India and Vaccine Diplomacy

  • India has displayed empathy to poor countries’ needs.
  • India has taken a position that a significant percentage of the approved doses will be permitted for exports. 
  • While its exports to neighbouring counties will be under grant mode, initial shipment of vaccines to least developed countries will be free of cost.
  • India is in its first phase of vaccination to cover health-care workers, exports from India are helping other countries also in initiating phase one of their vaccination programme.
  • India’s approach only reinforces the need of having coordinated global efforts in bringing COVID-19 under control.
  • This has consolidated India’s name as the world’s pharmacy.
  • It has further enhanced the Soft Power of India and generated goodwill among these developing & least developed countries.
  • This helps dispel the perception amongst neighbourhood that India is hegemonic and a “Big Brother”. Instead it shows that India is a “Responsible Power”

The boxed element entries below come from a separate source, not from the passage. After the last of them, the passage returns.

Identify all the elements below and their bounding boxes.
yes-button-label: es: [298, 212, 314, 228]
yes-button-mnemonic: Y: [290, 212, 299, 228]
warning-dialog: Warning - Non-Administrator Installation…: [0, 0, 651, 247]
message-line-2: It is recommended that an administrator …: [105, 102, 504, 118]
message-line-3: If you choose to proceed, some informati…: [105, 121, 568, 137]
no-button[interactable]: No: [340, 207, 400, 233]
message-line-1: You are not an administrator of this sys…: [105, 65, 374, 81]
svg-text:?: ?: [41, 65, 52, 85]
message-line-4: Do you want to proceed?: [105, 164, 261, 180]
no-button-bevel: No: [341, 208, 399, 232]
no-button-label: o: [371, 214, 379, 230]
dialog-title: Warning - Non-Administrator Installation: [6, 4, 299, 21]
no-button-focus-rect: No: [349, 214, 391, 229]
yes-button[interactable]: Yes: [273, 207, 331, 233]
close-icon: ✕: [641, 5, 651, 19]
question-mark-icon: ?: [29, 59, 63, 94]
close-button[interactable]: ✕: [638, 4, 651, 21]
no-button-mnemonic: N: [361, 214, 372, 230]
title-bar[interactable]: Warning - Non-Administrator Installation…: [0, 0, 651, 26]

China and Vaccine Diplomacy

  • With the coronavirus largely stamped out at home, China could sell more of its vaccines abroad. 
  • Vaccines “will be made a global public good,” Xi promised the World Health Assembly in May 2020.
  • “vaccine diplomacy” has become a tool to assuage some of the anger over China’s missteps, helping shore up its global standing at a time when it has been under pressure from the United States and others.
  • China’s efficiency at home has not translated into an easy triumph abroad. Chinese vaccines have lower efficacy rates. 
  • Officials in Brazil and Turkey have complained about delays. Still, many countries who have signed up for them have acknowledged that they could not afford to wait months for those made by the Americans or Europeans

COVAX 

  • The COVAX project is a global risk-sharing mechanism for pooled procurement and fair distribution of COVID-19 vaccines, an ambitious programme based on funding from high and middle-income countries.
  • COVAX is a unique case of global cooperation and a strategic shift to enhance global development outcomes.